A rare supercar which hit a telegraph pole and smashed through a fence is the subject of a 'record' £300,000-plus insurance claim - though the owner wasn't even at the wheel at the time.
The exclusive Pagani Zonda S - apparently worth more than half-a-million-pounds - was crashed by a test driver on a country road on the outskirts of Aberdeen, the Scottish Daily Record reports.
And despite reportedly significant damage to the car's elegant body, it has been shipped back to Italy in a bid to restore it to its former glory - possibly by May.

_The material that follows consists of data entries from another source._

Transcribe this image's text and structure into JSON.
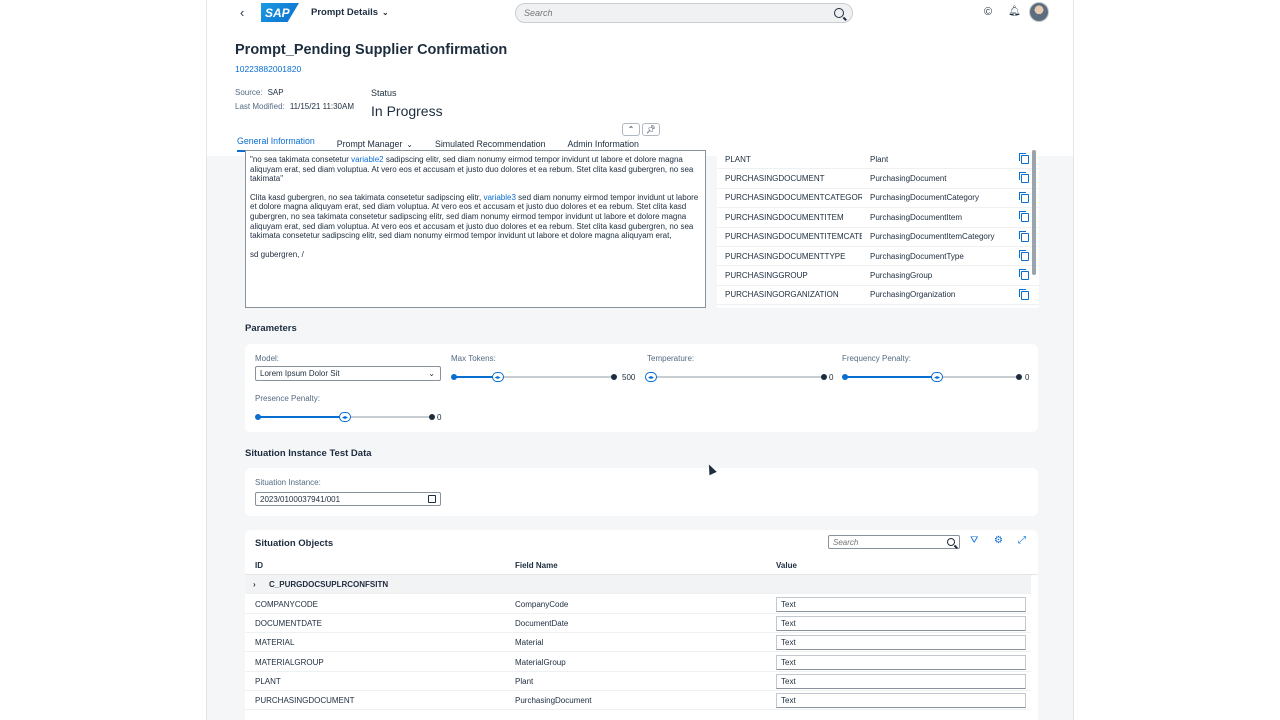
{
  "shell": {
    "app_title": "Prompt Details",
    "search_placeholder": "Search",
    "logo": "SAP"
  },
  "header": {
    "title": "Prompt_Pending Supplier Confirmation",
    "id": "10223882001820",
    "source_label": "Source:",
    "source_value": "SAP",
    "modified_label": "Last Modified:",
    "modified_value": "11/15/21 11:30AM",
    "status_label": "Status",
    "status_value": "In Progress"
  },
  "tabs": [
    {
      "label": "General Information",
      "active": true
    },
    {
      "label": "Prompt Manager",
      "dropdown": true
    },
    {
      "label": "Simulated Recommendation"
    },
    {
      "label": "Admin Information"
    }
  ],
  "prompt_text": {
    "p1_pre": "\"no sea takimata consetetur ",
    "p1_var": "variable2",
    "p1_post": " sadipscing elitr, sed diam nonumy eirmod tempor invidunt ut labore et dolore magna aliquyam erat, sed diam voluptua. At vero eos et accusam et justo duo dolores et ea rebum. Stet clita kasd gubergren, no sea takimata\"",
    "p2_pre": "Clita kasd gubergren, no sea takimata consetetur sadipscing elitr, ",
    "p2_var": "variable3",
    "p2_post": " sed diam nonumy eirmod tempor invidunt ut labore et dolore magna aliquyam erat, sed diam voluptua. At vero eos et accusam et justo duo dolores et ea rebum. Stet clita kasd gubergren, no sea takimata consetetur sadipscing elitr, sed diam nonumy eirmod tempor invidunt ut labore et dolore magna aliquyam erat, sed diam voluptua. At vero eos et accusam et justo duo dolores et ea rebum. Stet clita kasd gubergren, no sea takimata consetetur sadipscing elitr, sed diam nonumy eirmod tempor invidunt ut labore et dolore magna aliquyam erat,",
    "p3": "sd gubergren,  /"
  },
  "field_list": [
    {
      "id": "PLANT",
      "name": "Plant"
    },
    {
      "id": "PURCHASINGDOCUMENT",
      "name": "PurchasingDocument"
    },
    {
      "id": "PURCHASINGDOCUMENTCATEGORY",
      "name": "PurchasingDocumentCategory"
    },
    {
      "id": "PURCHASINGDOCUMENTITEM",
      "name": "PurchasingDocumentItem"
    },
    {
      "id": "PURCHASINGDOCUMENTITEMCATEGORY",
      "name": "PurchasingDocumentItemCategory"
    },
    {
      "id": "PURCHASINGDOCUMENTTYPE",
      "name": "PurchasingDocumentType"
    },
    {
      "id": "PURCHASINGGROUP",
      "name": "PurchasingGroup"
    },
    {
      "id": "PURCHASINGORGANIZATION",
      "name": "PurchasingOrganization"
    }
  ],
  "parameters": {
    "title": "Parameters",
    "model_label": "Model:",
    "model_value": "Lorem Ipsum Dolor Sit",
    "max_tokens_label": "Max Tokens:",
    "max_tokens_max": "500",
    "max_tokens_level": 0.27,
    "temperature_label": "Temperature:",
    "temperature_max": "0",
    "temperature_level": 0.0,
    "frequency_label": "Frequency Penalty:",
    "frequency_max": "0",
    "frequency_level": 0.53,
    "presence_label": "Presence Penalty:",
    "presence_max": "0",
    "presence_level": 0.5
  },
  "test_data": {
    "title": "Situation Instance Test Data",
    "instance_label": "Situation Instance:",
    "instance_value": "2023/0100037941/001"
  },
  "objects": {
    "title": "Situation Objects",
    "search_placeholder": "Search",
    "col_id": "ID",
    "col_field": "Field Name",
    "col_value": "Value",
    "group": "C_PURGDOCSUPLRCONFSITN",
    "rows": [
      {
        "id": "COMPANYCODE",
        "field": "CompanyCode",
        "value": "Text"
      },
      {
        "id": "DOCUMENTDATE",
        "field": "DocumentDate",
        "value": "Text"
      },
      {
        "id": "MATERIAL",
        "field": "Material",
        "value": "Text"
      },
      {
        "id": "MATERIALGROUP",
        "field": "MaterialGroup",
        "value": "Text"
      },
      {
        "id": "PLANT",
        "field": "Plant",
        "value": "Text"
      },
      {
        "id": "PURCHASINGDOCUMENT",
        "field": "PurchasingDocument",
        "value": "Text"
      }
    ]
  },
  "colors": {
    "accent": "#0a6ed1",
    "text": "#1d2d3e",
    "background": "#f5f6f7"
  }
}
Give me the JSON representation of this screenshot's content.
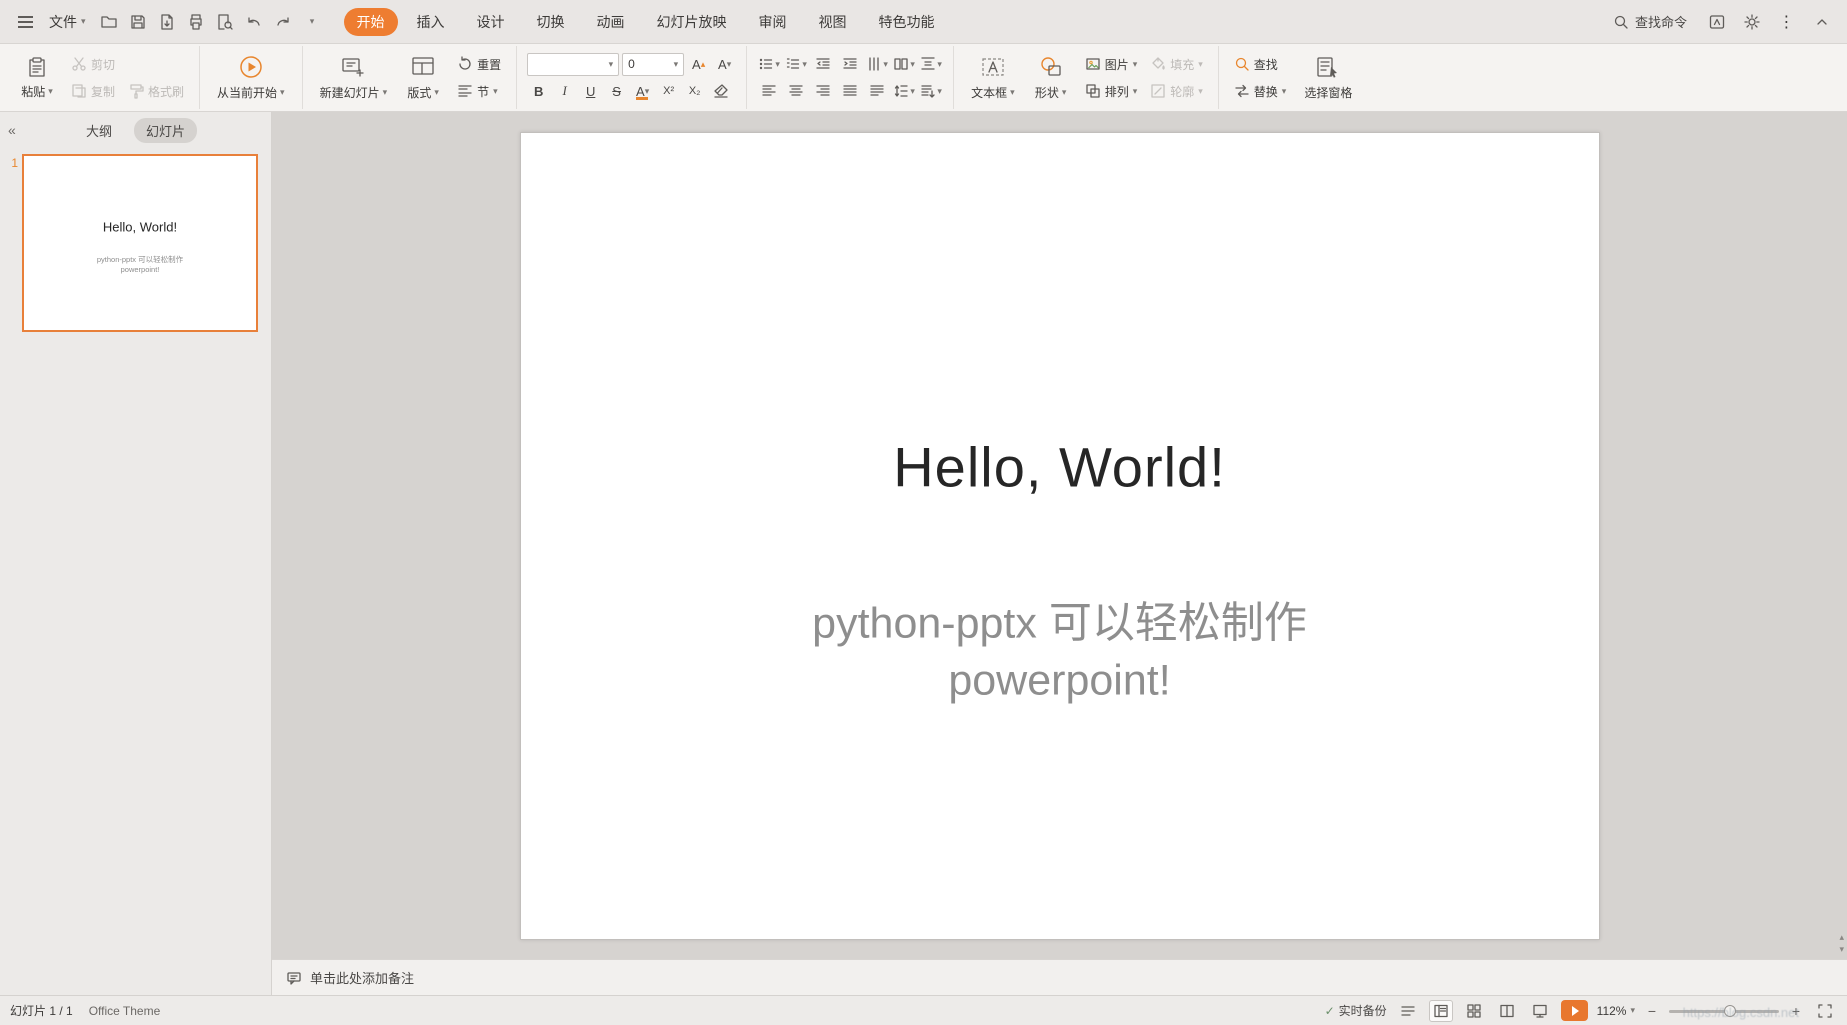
{
  "colors": {
    "accent": "#ee7d31",
    "subtitle_gray": "#8e8e8e",
    "thumb_border": "#e8803a"
  },
  "glyphs": {
    "caret": "▾",
    "up": "▴",
    "down": "▾",
    "collapse": "«",
    "kebab": "⋮",
    "bold": "B",
    "italic": "I",
    "underline": "U",
    "strike": "S",
    "letter_a": "A",
    "sup": "X²",
    "sub": "X₂",
    "check": "✓",
    "minus": "−",
    "plus": "+"
  },
  "menubar": {
    "file": "文件",
    "tabs": [
      "开始",
      "插入",
      "设计",
      "切换",
      "动画",
      "幻灯片放映",
      "审阅",
      "视图",
      "特色功能"
    ],
    "search": "查找命令"
  },
  "ribbon": {
    "paste": "粘贴",
    "cut": "剪切",
    "copy": "复制",
    "format_painter": "格式刷",
    "from_current": "从当前开始",
    "new_slide": "新建幻灯片",
    "layout": "版式",
    "reset": "重置",
    "section": "节",
    "font_name": "",
    "font_size": "0",
    "textbox": "文本框",
    "shapes": "形状",
    "picture": "图片",
    "fill": "填充",
    "arrange": "排列",
    "outline": "轮廓",
    "find": "查找",
    "replace": "替换",
    "selection_pane": "选择窗格"
  },
  "sidebar": {
    "outline_tab": "大纲",
    "slides_tab": "幻灯片",
    "slide_number": "1",
    "thumb_title": "Hello, World!",
    "thumb_sub1": "python-pptx 可以轻松制作",
    "thumb_sub2": "powerpoint!"
  },
  "slide": {
    "title": "Hello, World!",
    "subtitle1": "python-pptx 可以轻松制作",
    "subtitle2": "powerpoint!"
  },
  "notes": {
    "placeholder": "单击此处添加备注"
  },
  "statusbar": {
    "slide_indicator": "幻灯片 1 / 1",
    "theme": "Office Theme",
    "backup": "实时备份",
    "zoom": "112%"
  },
  "watermark": "https://blog.csdn.net"
}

Horacio Pagani, the visionary creator of the car, allegedly decided himself that it could be fixed, claiming that "a Zonda is like a fine Italian suit - it is made to measure". The cars are renowned for their painstaking construction and use of expensive materials, such as carbon fibre.
Strangely, Zondas appear to be a well-documented sight on the streets of Aberdeen, cropping up in the Wikipedia page for the car, and in several YouTube videos.
Capable of accelerating to 60mph in under four seconds, the Zonda can touch 220mph flat out, and is considered one of the purest rivals to Ferrari and Lamborghini to have emerged in recent years.
The marque is a favourite of enthusiastic Top Gear presenter Richard Hammond, who said during a road test of a roadster variant: "If you are 10 and you are watching this right now, it's exactly as good as you think it is. It is actually that good".
Meanwhile, a spokesperson for Aviva, which insures the test driver, called it "the biggest payout for repair costs to a private car we have ever seen".
However, the crash is only a snip compared to some of the world's costliest claims.
According to Wrecked Exotics, the Zonda crash would struggle to make the top 10 - the 'cheapest' accident in which cost US $500,000 ( £334,500). The bill for the most expensive crashes runs into millions of pounds.